The species is quite tame. It only attacks humans when their nests are molested. The aggressive behavior lasts only for a few minutes, and after that the bees calm down and do not try to bite anymore. Thus, beekeepers usually do not wear any special protection when working with the hives to inspect health, collect honey or duplicate the colony.

==Kinship==
A queen can be excluded as mother of a worker-produced male because the worker can transmit genes to her son that the queen does not possess. However, workers cannot be excluded as possible mothers of queen-produced males because any allele transmitted by the queen to her son will also have been transmitted to workers. It has been shown that workers contribute significantly to male production.

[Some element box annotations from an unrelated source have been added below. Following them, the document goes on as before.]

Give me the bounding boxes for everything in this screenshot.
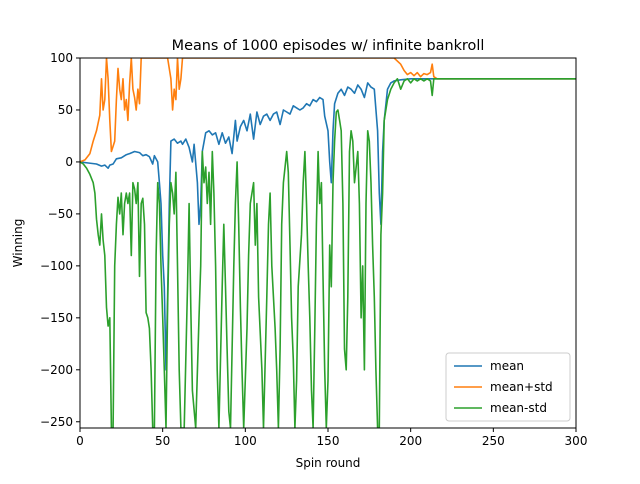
y-tick-label: −50 (48, 207, 73, 221)
y-tick-label: −200 (40, 363, 73, 377)
x-tick-label: 300 (565, 434, 588, 448)
legend-label: mean+std (490, 380, 553, 394)
y-tick-label: 50 (58, 103, 73, 117)
x-tick-label: 50 (155, 434, 170, 448)
x-tick-label: 0 (76, 434, 84, 448)
y-tick-label: −250 (40, 415, 73, 429)
legend: mean mean+std mean-std (446, 353, 570, 421)
chart-title: Means of 1000 episodes w/ infinite bankr… (172, 38, 485, 54)
legend-label: mean (490, 359, 524, 373)
x-tick-label: 200 (399, 434, 422, 448)
y-tick-label: −150 (40, 311, 73, 325)
x-tick-label: 150 (317, 434, 340, 448)
x-tick-label: 100 (234, 434, 257, 448)
y-axis-label: Winning (11, 219, 25, 268)
legend-label: mean-std (490, 401, 547, 415)
x-axis-label: Spin round (296, 456, 361, 470)
y-tick-label: 100 (50, 51, 73, 65)
x-tick-label: 250 (482, 434, 505, 448)
y-tick-label: −100 (40, 259, 73, 273)
y-tick-label: 0 (65, 155, 73, 169)
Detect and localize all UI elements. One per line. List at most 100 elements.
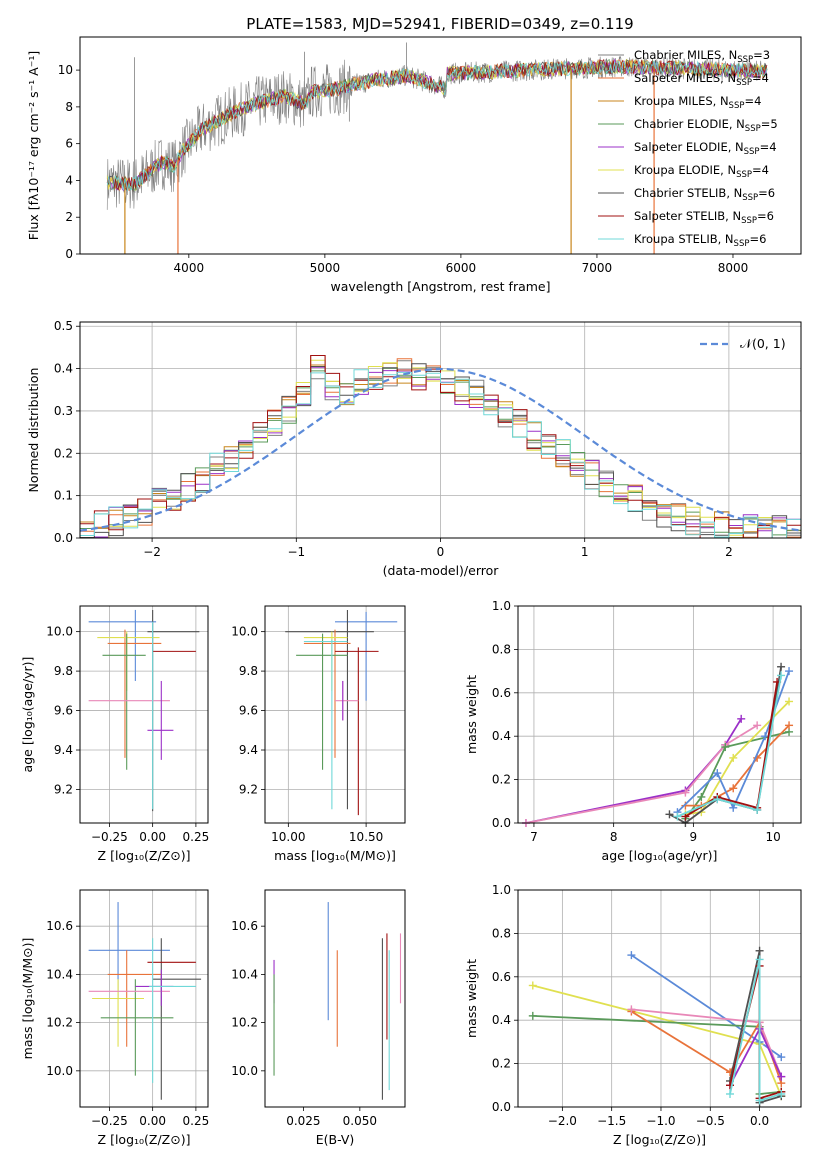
axes-frame (264, 605, 406, 824)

M. scutellaris shows immediate discriminative responses towards nestmates compared to others that are not members of their colony. They do this through the recognition of species- and colony-specific hydrocarbons. It has been hypothesized that at the nest entrance, M. scutellaris guards assess the scents of others attempting to enter and will not let them pass if they lack the correct colony scent.

==Human use==

===Honey===
The honey of M. scutellaris bees can be produced up to 10 liters per year per colony, in good times, though the average is 2.5 to 4 liters per year per colony. It is mainly considered medicinal by regional populations. The honey may have antimicrobial properties to be used for treating wounds and burns, as first reported in 1892. Its supposed antimicrobial activity may be due to high osmolarity. Because of the high water content, it should be stored in the refrigerator when not consumed immediately.

===Geopropolis===
Geopropolis collected by M. scutellaris display antimicrobial and antiproliferative activity. It has also been proven to be a promising source of antibiofilm agents and to present selectivity against human cancer cell lines at low concentrations compared to normal cells. Its chemical composition appears to be essentially nonpolar. The characteristics shown by chemical analyses suggest the presence of benzophenones as active compounds. Therefore, geopropolis seems to be a promising natural product to be thoroughly studied in order to reveal new molecules with therapeutic properties. Since its chemical profile has not been fully described and its pharmacological potential has just begun to be unveiled, it needs further investigation.